Atau, mungkin bisa dikatakan ada beberapa hal yang tak mengenakkan terjadi dalam kurun waktu singkat itu. Misalnya, mulai hari itu Bastian tak pernah absen menelpon Ella (yang panggilannya selalu tak terjawab sebab ia memilih abai); Sakiel dan Maliq yang bagian tubuhnya (kecuali wajah) dibuat lebam-lebam oleh Ella, lalu mereka beralih merajuk; Alvan bersikap acuh padanya hanya karena Ella lebih banyak meluangkan waktu bermain dengan Fabian.

Tapi setidaknya, semua itu dibayar setimpal dengan perilaku Jaac yang sekarang lebih berhati-hati dalam merawat Ella.

Jaac tidak membutuhkan penjelasan. Dia selalu dapat menyimpulkan segalanya sementara Ella berbicara jujur dalam caranya sendiri--termasuk saat mengatakan kalimat sarkas.

Dan saat melihat kakaknya yang tak lagi arogan, kendati masih protektif, tentu Ella setuju mengubah perangainya. Mulut kecilnya tidak pernah lagi membentak, berbicara ketus atau mencaci Jaac seperti musuh bebuyutan. Karena, come on, mereka satu darah. Sebesar dan serumit apapun masalah mereka, keduanya masih berlindung di atap yang sama, bertemu muka setiap waktu, dan amat membutuhkan satu sama lain.

Pelan-pelan, Ella yakin Jaac akan memahami dan memakluminya. Semua ini bermula sebab mereka sama-sama keras kepala, ditambah tidak ada seorang penengah untuk melerai mereka--oh, jelas saja Laren tidak cukup kuat untuk melakukan hal berbahaya itu--maka Ella dan Jaac tidak dapat menghindari adanya pertengkaran akan masalah remeh-temeh. Selalu tentang hal-hal kecil yang berujung pada pitingan di leher (tentu saja Jaac mengambil kuasa penuh di bagian ini). Selain itu, semua baik-baik saja. Rumah nyaman mereka tampak hangat.

Jaac mulai paham, bahwa adiknya hanya kurang kasih sayang dan tidak punya panutan. Maka dari itu, Jaac ingin mengulang semuanya dari awal. Dia tidak merecoki Ella tentang teman lagi--tidak akan pernah. Dia justru akan mendukung dan mengomentari, tidak ada lagi dikte, titah dan penolakan.

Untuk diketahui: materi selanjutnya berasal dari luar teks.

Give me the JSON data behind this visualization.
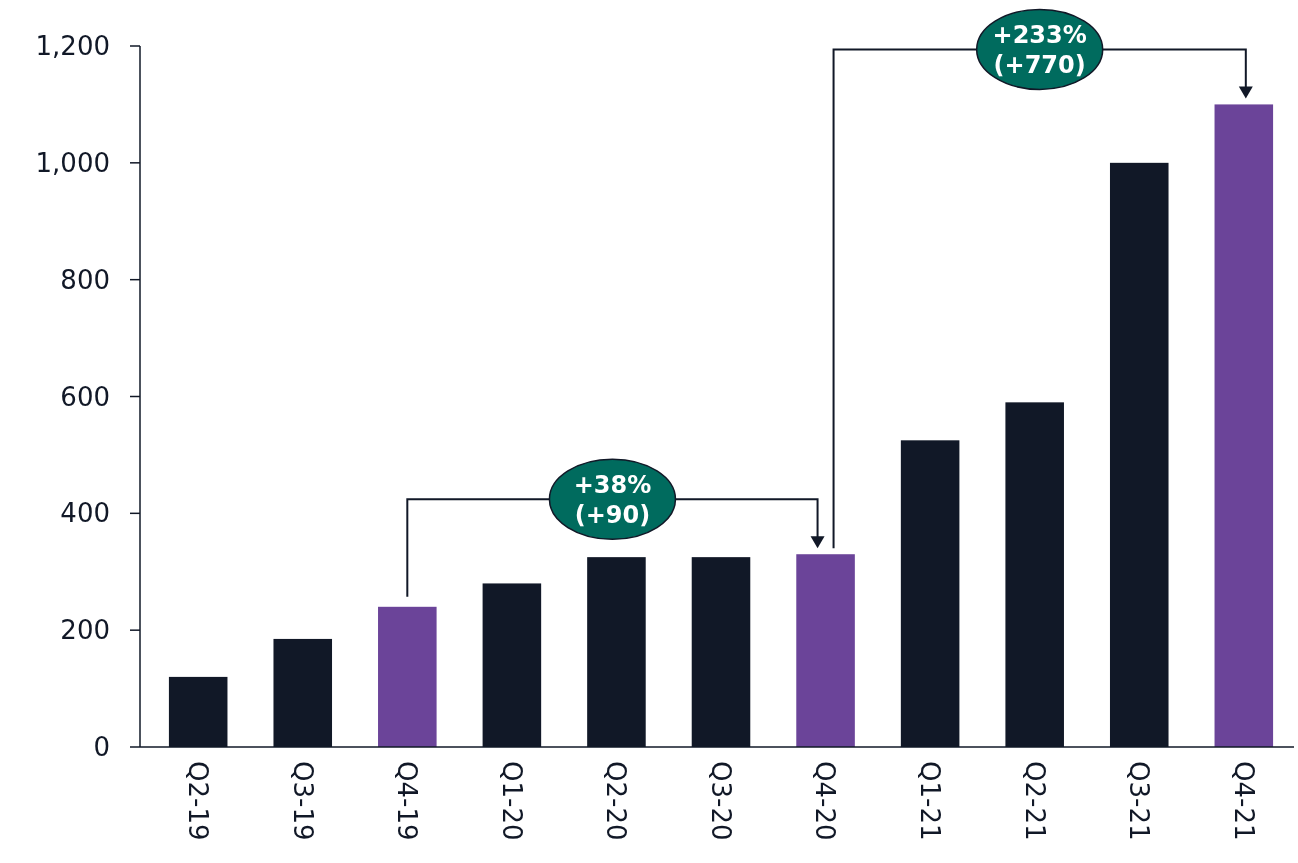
{
  "chart_data": {
    "type": "bar",
    "categories": [
      "Q2-19",
      "Q3-19",
      "Q4-19",
      "Q1-20",
      "Q2-20",
      "Q3-20",
      "Q4-20",
      "Q1-21",
      "Q2-21",
      "Q3-21",
      "Q4-21"
    ],
    "values": [
      120,
      185,
      240,
      280,
      325,
      325,
      330,
      525,
      590,
      1000,
      1100
    ],
    "colors": [
      "#111827",
      "#111827",
      "#6b4499",
      "#111827",
      "#111827",
      "#111827",
      "#6b4499",
      "#111827",
      "#111827",
      "#111827",
      "#6b4499"
    ],
    "ylim": [
      0,
      1200
    ],
    "yticks": [
      0,
      {
        "value": 200,
        "label": "200"
      },
      {
        "value": 400,
        "label": "400"
      },
      {
        "value": 600,
        "label": "600"
      },
      {
        "value": 800,
        "label": "800"
      },
      {
        "value": 1000,
        "label": "1,000"
      },
      {
        "value": 1200,
        "label": "1,200"
      }
    ],
    "annotations": [
      "+38% (+90)",
      "+233% (+770)"
    ]
  }
}
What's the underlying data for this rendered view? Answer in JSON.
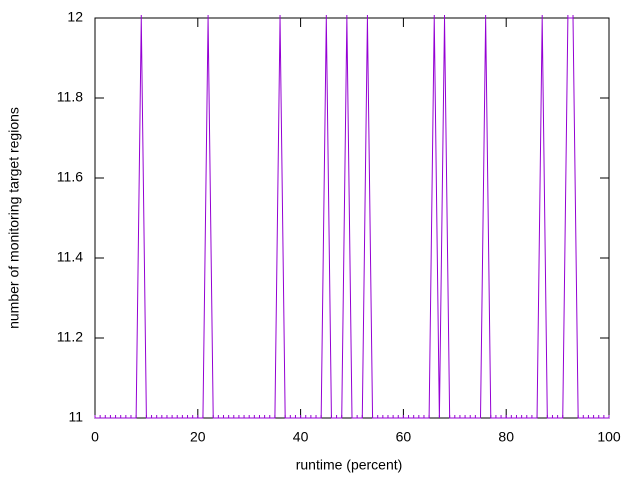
{
  "chart_data": {
    "type": "line",
    "xlabel": "runtime (percent)",
    "ylabel": "number of monitoring target regions",
    "x": [
      0,
      1,
      2,
      3,
      4,
      5,
      6,
      7,
      8,
      9,
      10,
      11,
      12,
      13,
      14,
      15,
      16,
      17,
      18,
      19,
      20,
      21,
      22,
      23,
      24,
      25,
      26,
      27,
      28,
      29,
      30,
      31,
      32,
      33,
      34,
      35,
      36,
      37,
      38,
      39,
      40,
      41,
      42,
      43,
      44,
      45,
      46,
      47,
      48,
      49,
      50,
      51,
      52,
      53,
      54,
      55,
      56,
      57,
      58,
      59,
      60,
      61,
      62,
      63,
      64,
      65,
      66,
      67,
      68,
      69,
      70,
      71,
      72,
      73,
      74,
      75,
      76,
      77,
      78,
      79,
      80,
      81,
      82,
      83,
      84,
      85,
      86,
      87,
      88,
      89,
      90,
      91,
      92,
      93,
      94,
      95,
      96,
      97,
      98,
      99,
      100
    ],
    "values": [
      11,
      11,
      11,
      11,
      11,
      11,
      11,
      11,
      11,
      12,
      11,
      11,
      11,
      11,
      11,
      11,
      11,
      11,
      11,
      11,
      11,
      11,
      12,
      11,
      11,
      11,
      11,
      11,
      11,
      11,
      11,
      11,
      11,
      11,
      11,
      11,
      12,
      11,
      11,
      11,
      11,
      11,
      11,
      11,
      11,
      12,
      11,
      11,
      11,
      12,
      11,
      11,
      11,
      12,
      11,
      11,
      11,
      11,
      11,
      11,
      11,
      11,
      11,
      11,
      11,
      11,
      12,
      11,
      12,
      11,
      11,
      11,
      11,
      11,
      11,
      11,
      12,
      11,
      11,
      11,
      11,
      11,
      11,
      11,
      11,
      11,
      11,
      12,
      11,
      11,
      11,
      11,
      12,
      12,
      11,
      11,
      11,
      11,
      11,
      11,
      11
    ],
    "color": "#9400d3",
    "xlim": [
      0,
      100
    ],
    "xticks": [
      0,
      20,
      40,
      60,
      80,
      100
    ],
    "ylim": [
      11,
      12
    ],
    "yticks": [
      11,
      11.2,
      11.4,
      11.6,
      11.8,
      12
    ]
  }
}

Yang Jaac tahu, Ella memang tidak memiliki IQ diatas rata-rata, tapi kemampuan berpikir gadis itu kurang lebih sama dengannya--selicik kancil. Dan berhubung Ella masih belum dewasa, barangkali dia tidak berpikir dua kali untuk membalas perbuatan orang-orang yang menyakitinya.

Ella bisa diandalkan. Ella bisa menjaga dirinya sendiri. Ella sangat pemberani--tak kenal rasa takut.

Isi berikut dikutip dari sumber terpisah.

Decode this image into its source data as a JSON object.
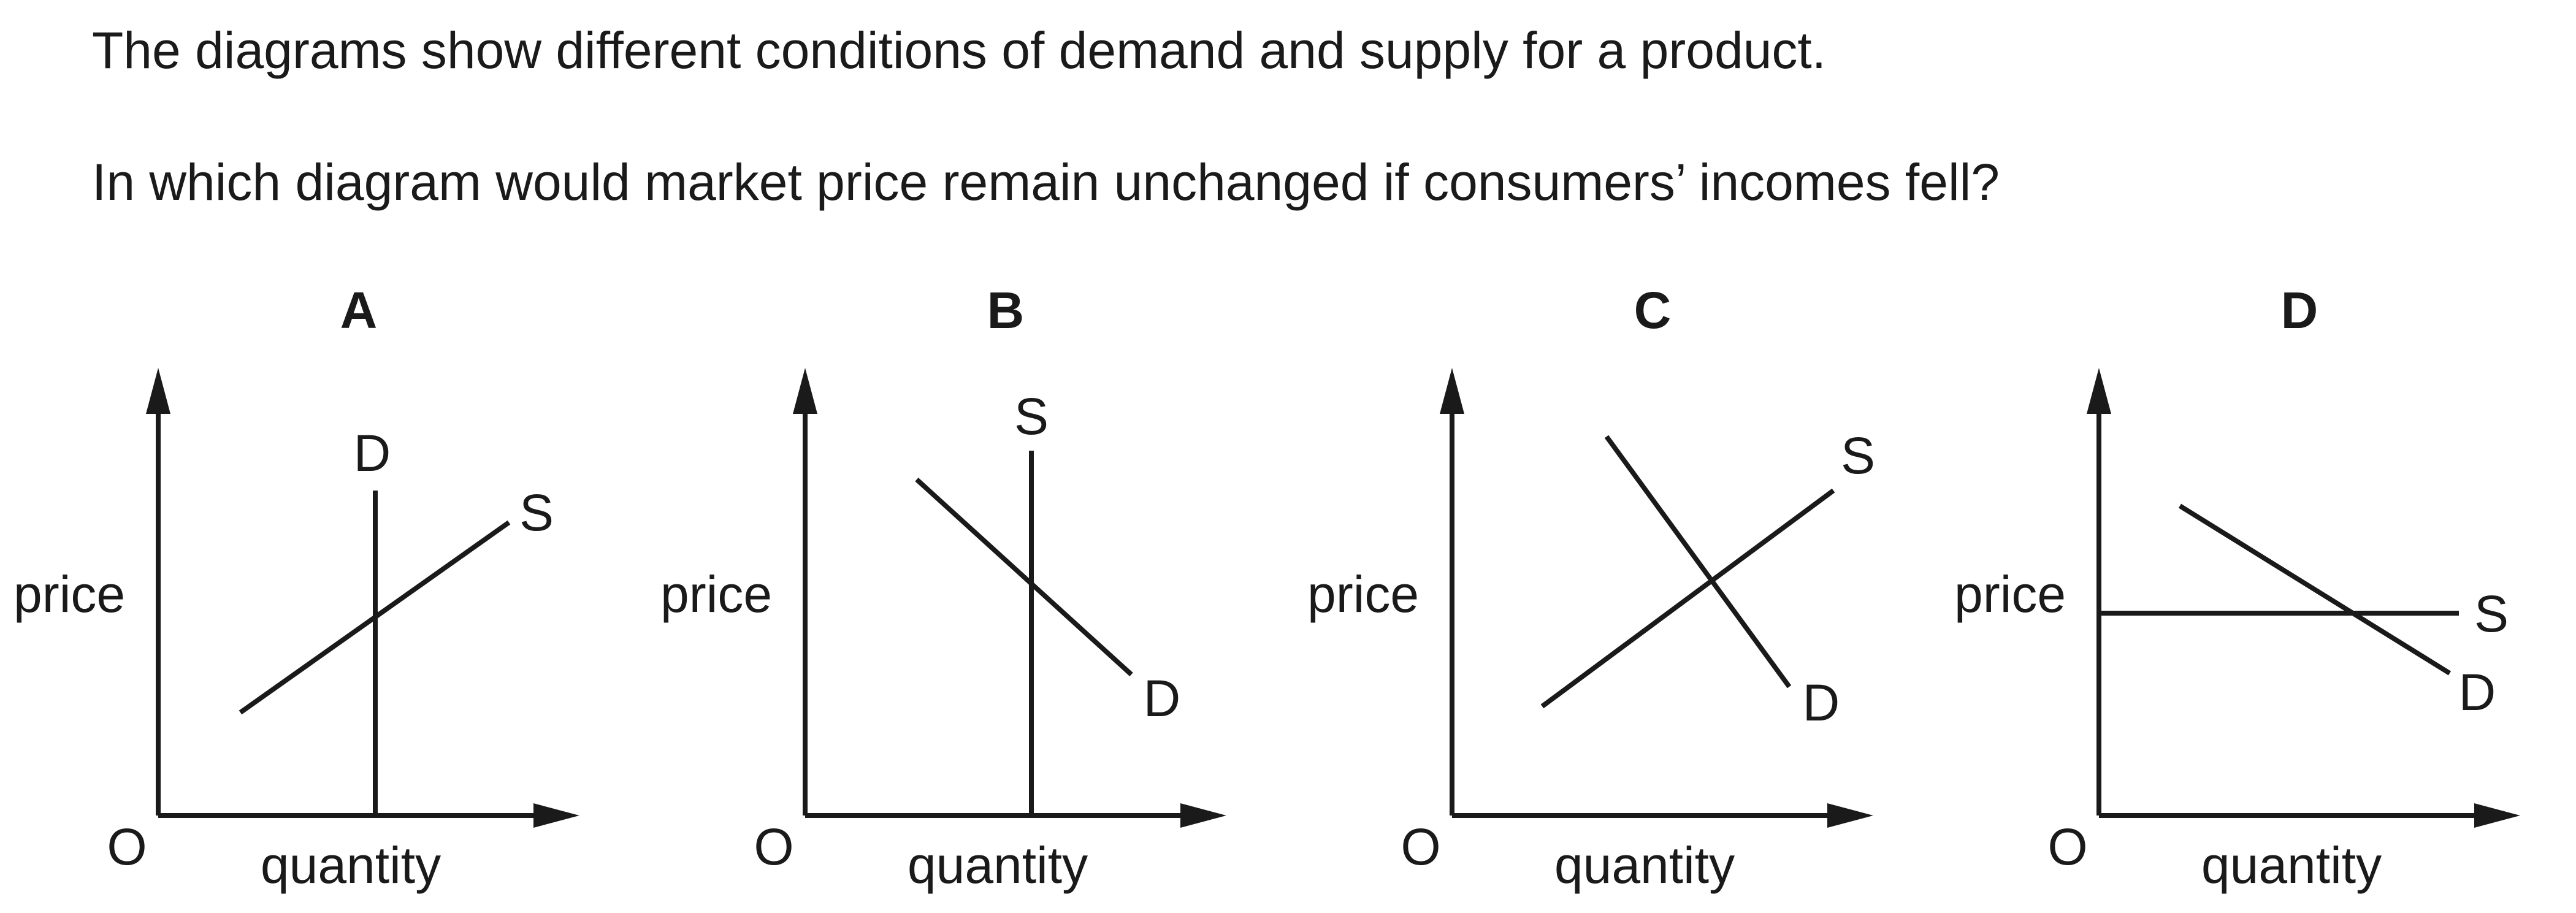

Hanya pemikiran semacam itulah yang dapat menghibur hati Jaac, bahwa Ella punya keahlian bela diri yang tak terkatakan betapa juaranya, sekaligus berada di bawah naungan teman yang sama hebat di sisinya--siapa lagi kalau bukan trio Ezhar. Dan belum lama ini, Jaac melihat dengan mata elangnya sendiri saat Ella diantar pulang oleh motor besar hitam milik Fabian, sepupu Laren. Jaac merasa senang dan tenang, itu harus. Namun, adiknya terkadang bisa bersikap tak terduga.

Malam itu juga Jaac bertanya, "El, kau tahu siapa itu Fabian?"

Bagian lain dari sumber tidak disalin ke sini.